Nell'anniversario del disastro nucleare, il ricordo di Mario Camani, allora a capo della Spaas
TICINO - Era l'una e mezza del 26 aprile di 30 anni fa. Una lingua di fuoco di oltre 1 km si alzò dal reattore numero quattro della centrale di Chernobyl, ben visibile dai villaggi vicini. Due giorni dopo, una nube tossica scaricava sul Ticino una pioggia radioattiva, i cui effetti rimangono nel terreno ancora oggi. Mario Camani, 72 anni, era allora a capo della Sezione protezione Aria, acqua e suolo del Cantone. Toccò a lui informare la popolazione ticinese sui rischi causati dall'incidente. «Furono momenti concitati» ricorda oggi: «Quando la Confederazione emanò la prima direttiva con i risultati delle analisi della acque e del latte successe il finimondo».
Fu allora che lei fece un famoso intervento alla radio...
«Sì, dovevo commentare l'allerta giunta da Berna sul consumo di latte da parte di donne incinte e bambini, e la raccomandazione di lavare l'insalata prima del consumo.

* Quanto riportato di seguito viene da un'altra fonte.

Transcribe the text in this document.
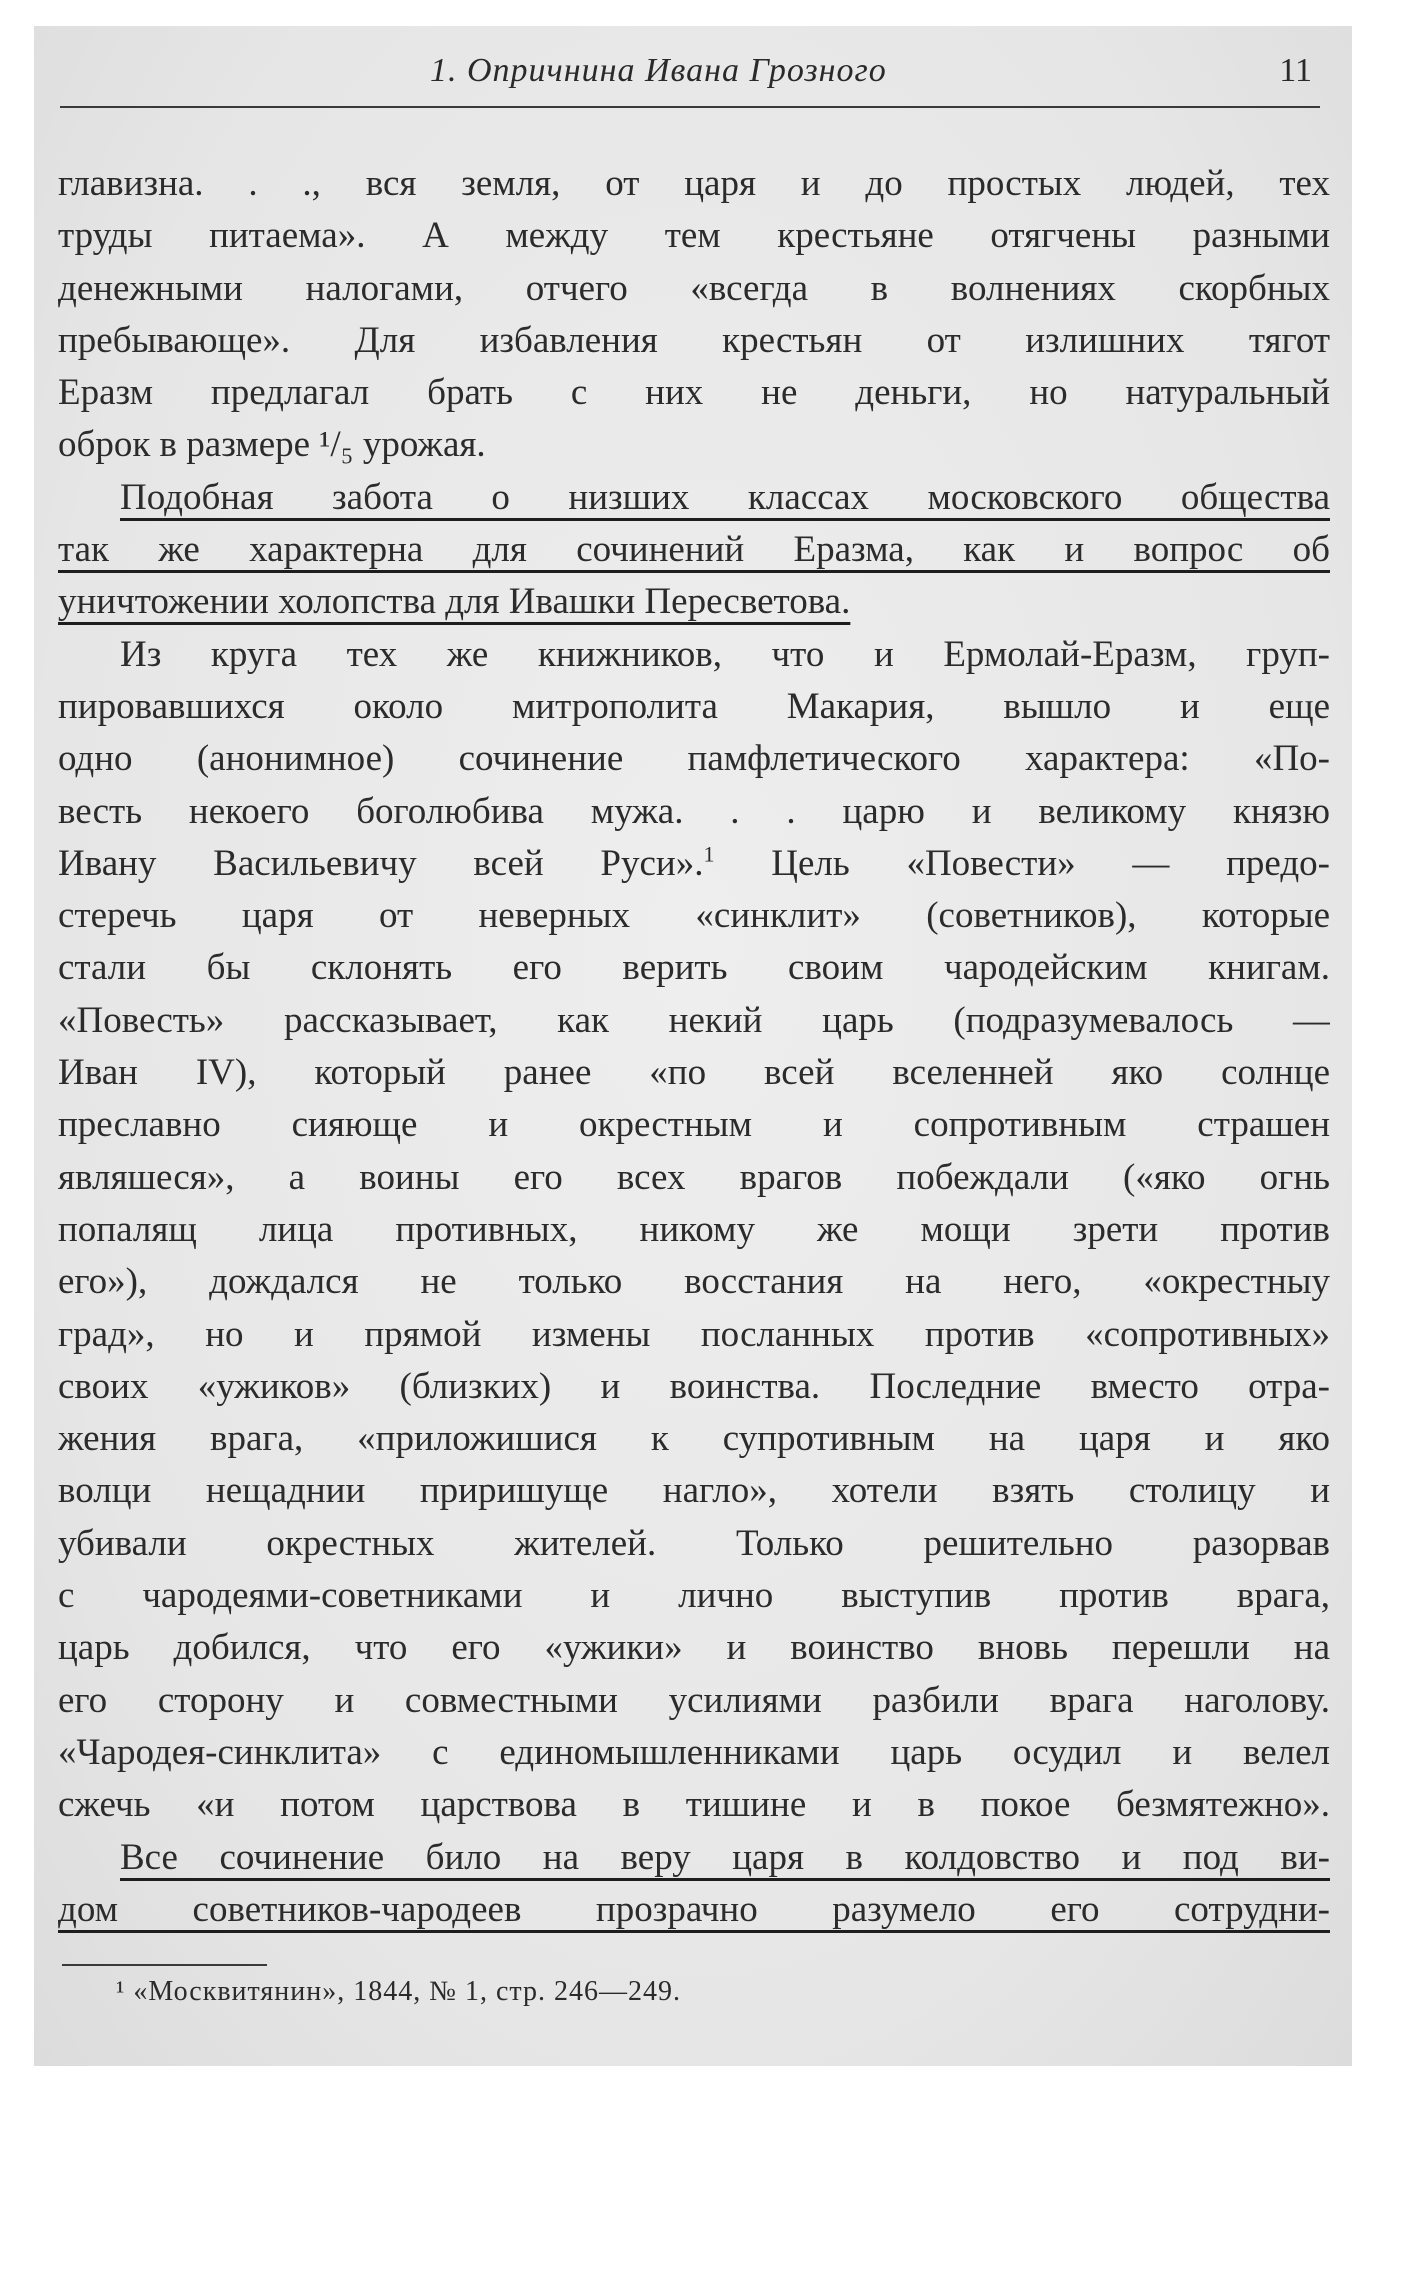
1. Опричнина Ивана Грозного	11
главизна. . ., вся земля, от царя и до простых людей, тех
труды питаема». А между тем крестьяне отягчены разными
денежными налогами, отчего «всегда в волнениях скорбных
пребывающе». Для избавления крестьян от излишних тягот
Еразм предлагал брать с них не деньги, но натуральный
оброк в размере ¹/₅ урожая.
Подобная забота о низших классах московского общества
так же характерна для сочинений Еразма, как и вопрос об
уничтожении холопства для Ивашки Пересветова.
Из круга тех же книжников, что и Ермолай-Еразм, груп-
пировавшихся около митрополита Макария, вышло и еще
одно (анонимное) сочинение памфлетического характера: «По-
весть некоего боголюбива мужа. . . царю и великому князю
Ивану Васильевичу всей Руси».$^1$ Цель «Повести» — предо-
стеречь царя от неверных «синклит» (советников), которые
стали бы склонять его верить своим чародейским книгам.
«Повесть» рассказывает, как некий царь (подразумевалось —
Иван IV), который ранее «по всей вселенней яко солнце
преславно сияюще и окрестным и сопротивным страшен
являшеся», а воины его всех врагов побеждали («яко огнь
попалящ лица противных, никому же мощи зрети против
его»), дождался не только восстания на него, «окрестныу
град», но и прямой измены посланных против «сопротивных»
своих «ужиков» (близких) и воинства. Последние вместо отра-
жения врага, «приложишися к супротивным на царя и яко
волци нещаднии приришуще нагло», хотели взять столицу и
убивали окрестных жителей. Только решительно разорвав
с чародеями-советниками и лично выступив против врага,
царь добился, что его «ужики» и воинство вновь перешли на
его сторону и совместными усилиями разбили врага наголову.
«Чародея-синклита» с единомышленниками царь осудил и велел
сжечь «и потом царствова в тишине и в покое безмятежно».
Все сочинение било на веру царя в колдовство и под ви-
дом советников-чародеев прозрачно разумело его сотрудни-
¹ «Москвитянин», 1844, № 1, стр. 246—249.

Dissi che a mio parere il solo lavaggio non era sufficiente, ma occorreva un'abrasione mediante strofinatura per rimuovere le sostanze radioattive».
Il livello di allarme giustificava queste e altre precauzioni?

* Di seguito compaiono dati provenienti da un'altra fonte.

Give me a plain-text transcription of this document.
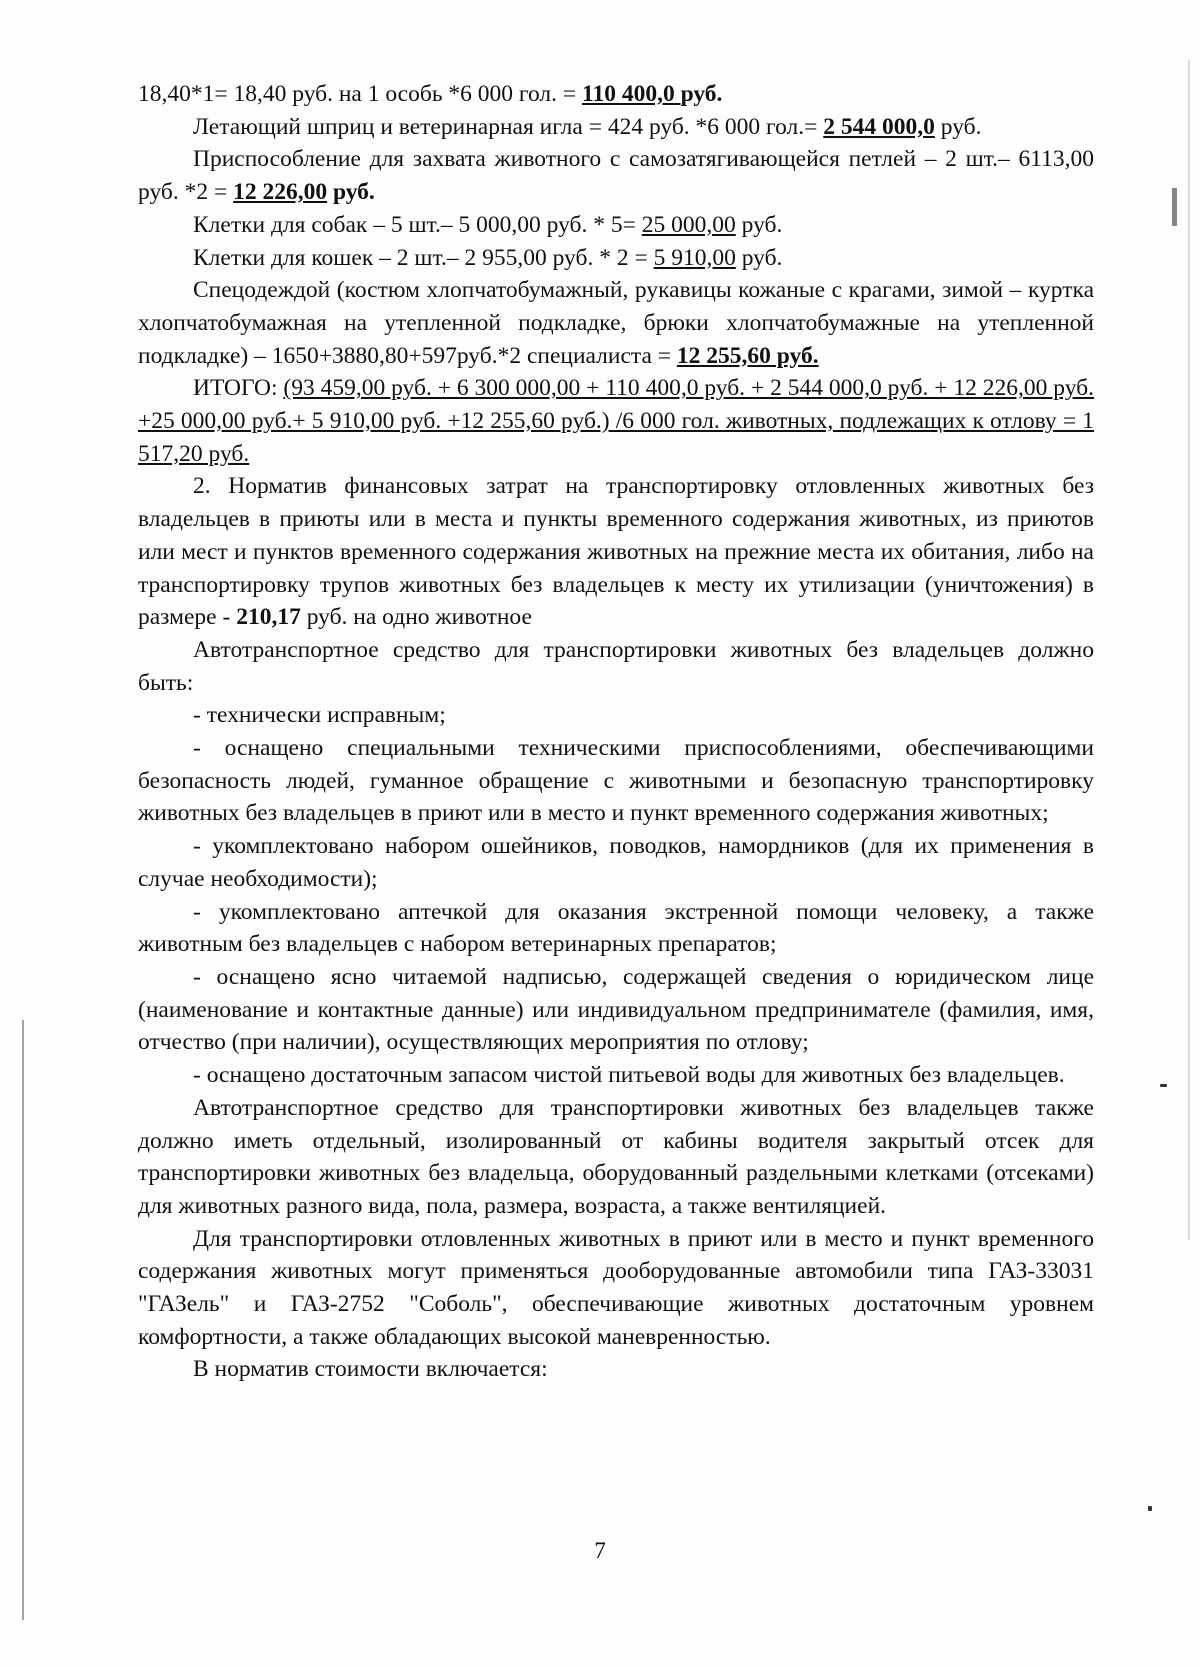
18,40*1= 18,40 руб. на 1 особь *6 000 гол. = 110 400,0 руб.

Летающий шприц и ветеринарная игла = 424 руб. *6 000 гол.= 2 544 000,0 руб.

Приспособление для захвата животного с самозатягивающейся петлей – 2 шт.– 6113,00 руб. *2 = 12 226,00 руб.

Клетки для собак – 5 шт.– 5 000,00 руб. * 5= 25 000,00 руб.

Клетки для кошек – 2 шт.– 2 955,00 руб. * 2 = 5 910,00 руб.

Спецодеждой (костюм хлопчатобумажный, рукавицы кожаные с крагами, зимой – куртка хлопчатобумажная на утепленной подкладке, брюки хлопчатобумажные на утепленной подкладке) – 1650+3880,80+597руб.*2 специалиста = 12 255,60 руб.

ИТОГО: (93 459,00 руб. + 6 300 000,00 + 110 400,0 руб. + 2 544 000,0 руб. + 12 226,00 руб. +25 000,00 руб.+ 5 910,00 руб. +12 255,60 руб.) /6 000 гол. животных, подлежащих к отлову = 1 517,20 руб.

2. Норматив финансовых затрат на транспортировку отловленных животных без владельцев в приюты или в места и пункты временного содержания животных, из приютов или мест и пунктов временного содержания животных на прежние места их обитания, либо на транспортировку трупов животных без владельцев к месту их утилизации (уничтожения) в размере - 210,17 руб. на одно животное

Автотранспортное средство для транспортировки животных без владельцев должно быть:

- технически исправным;

- оснащено специальными техническими приспособлениями, обеспечивающими безопасность людей, гуманное обращение с животными и безопасную транспортировку животных без владельцев в приют или в место и пункт временного содержания животных;

- укомплектовано набором ошейников, поводков, намордников (для их применения в случае необходимости);

- укомплектовано аптечкой для оказания экстренной помощи человеку, а также животным без владельцев с набором ветеринарных препаратов;

- оснащено ясно читаемой надписью, содержащей сведения о юридическом лице (наименование и контактные данные) или индивидуальном предпринимателе (фамилия, имя, отчество (при наличии), осуществляющих мероприятия по отлову;

- оснащено достаточным запасом чистой питьевой воды для животных без владельцев.

Автотранспортное средство для транспортировки животных без владельцев также должно иметь отдельный, изолированный от кабины водителя закрытый отсек для транспортировки животных без владельца, оборудованный раздельными клетками (отсеками) для животных разного вида, пола, размера, возраста, а также вентиляцией.

Для транспортировки отловленных животных в приют или в место и пункт временного содержания животных могут применяться дооборудованные автомобили типа ГАЗ-33031 "ГАЗель" и ГАЗ-2752 "Соболь", обеспечивающие животных достаточным уровнем комфортности, а также обладающих высокой маневренностью.

В норматив стоимости включается:

7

«Per le donne incinte e i bambini, sì. Il problema è che il panico fu tale che tutti il giorno dopo si precipitarono al supermercato a fare scorta di latte confezionato prima del 28 aprile. Fu il caos»
I media fecero la loro parte.
«Travisarono e ingigantirono le dimensioni del problema, creando non poco allarmismo. Ricevevo telefonate a tutte le ore del giorno e della notte, da giornalisti e persone comune preoccupate. Andò avanti così per mesi».

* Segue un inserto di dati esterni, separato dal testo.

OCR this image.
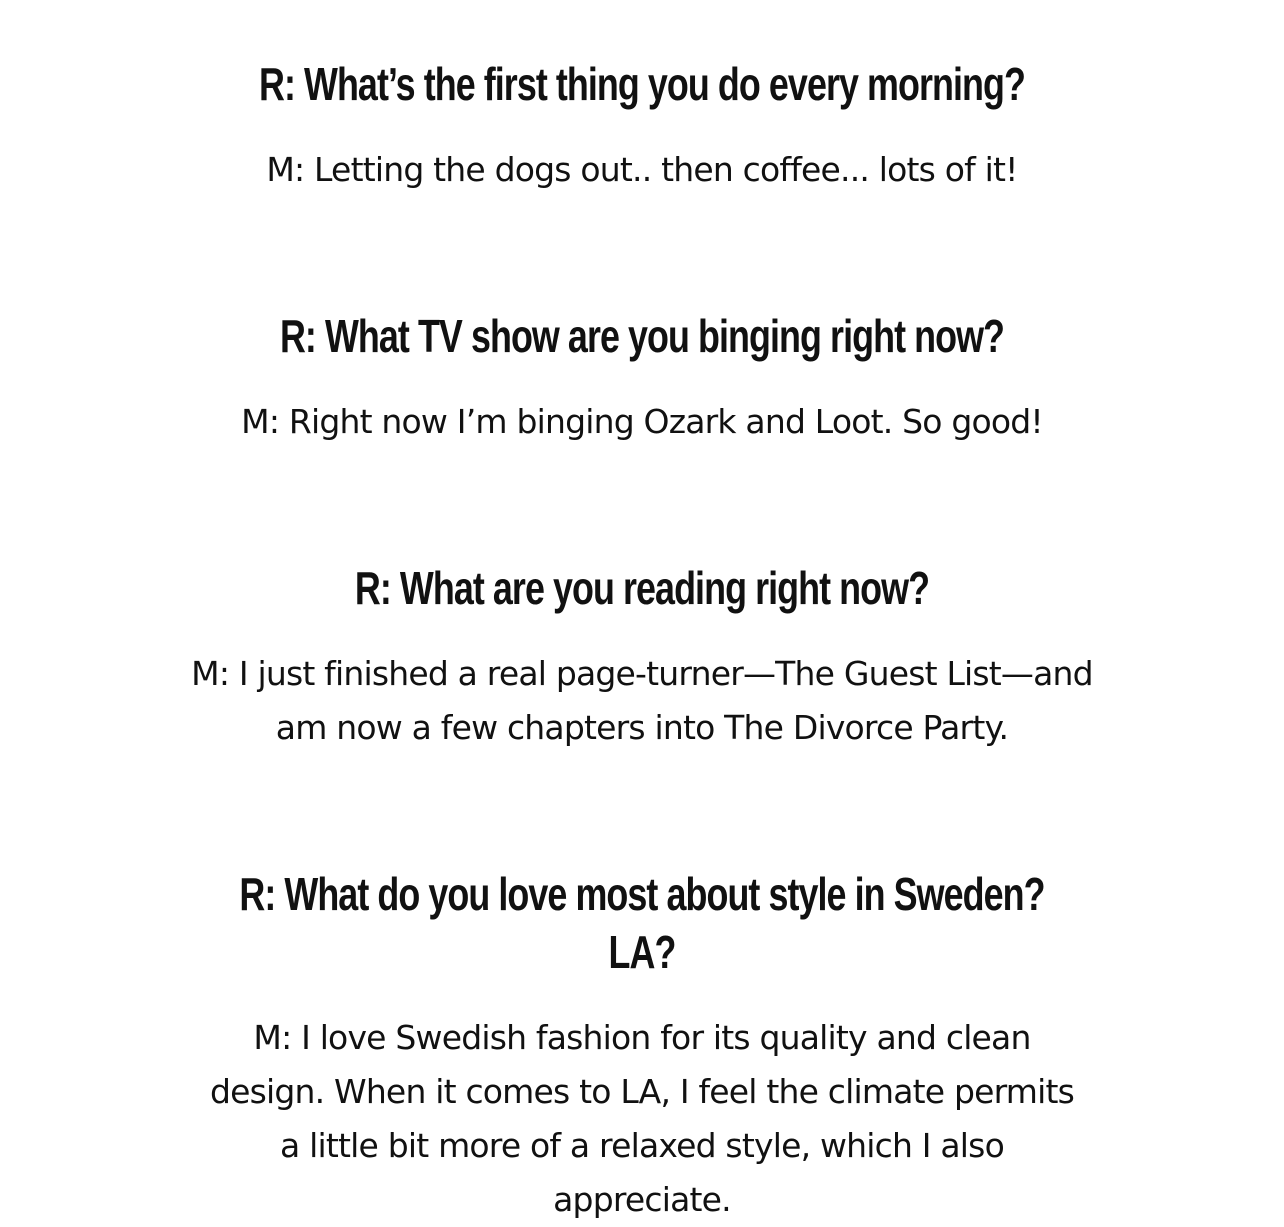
R: What’s the first thing you do every morning?

M: Letting the dogs out.. then coffee... lots of it!

R: What TV show are you binging right now?

M: Right now I’m binging Ozark and Loot. So good!

R: What are you reading right now?

M: I just finished a real page-turner—The Guest List—and am now a few chapters into The Divorce Party.

R: What do you love most about style in Sweden? LA?

M: I love Swedish fashion for its quality and clean design. When it comes to LA, I feel the climate permits a little bit more of a relaxed style, which I also appreciate.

Quali erano le paure della gente?
«Di tutto e di più. Chi era stato in viaggio in Germania e voleva sapere se era stato contaminato; chi aveva comperato delle uova e chiedeva come cucinarle. Io rispondevo a tutti, davo consigli. In alcuni casi, sono stati provvidenziali».
In che senso?
«Ricordo che fui contattato da tre donne incinte, in momenti diversi, a cui i medici avevano consigliato di abortire per via della radioattività. Le rassicurai, e non abortirono. Purtroppo in Ticino quell'anno furono una trentina gli aborti legati al timore degli effetti di Chernobyl. Un tragico errore dei medici e delle persone. La paura ha fatto più vittime della radioattività. È una lezione che non va dimenticata».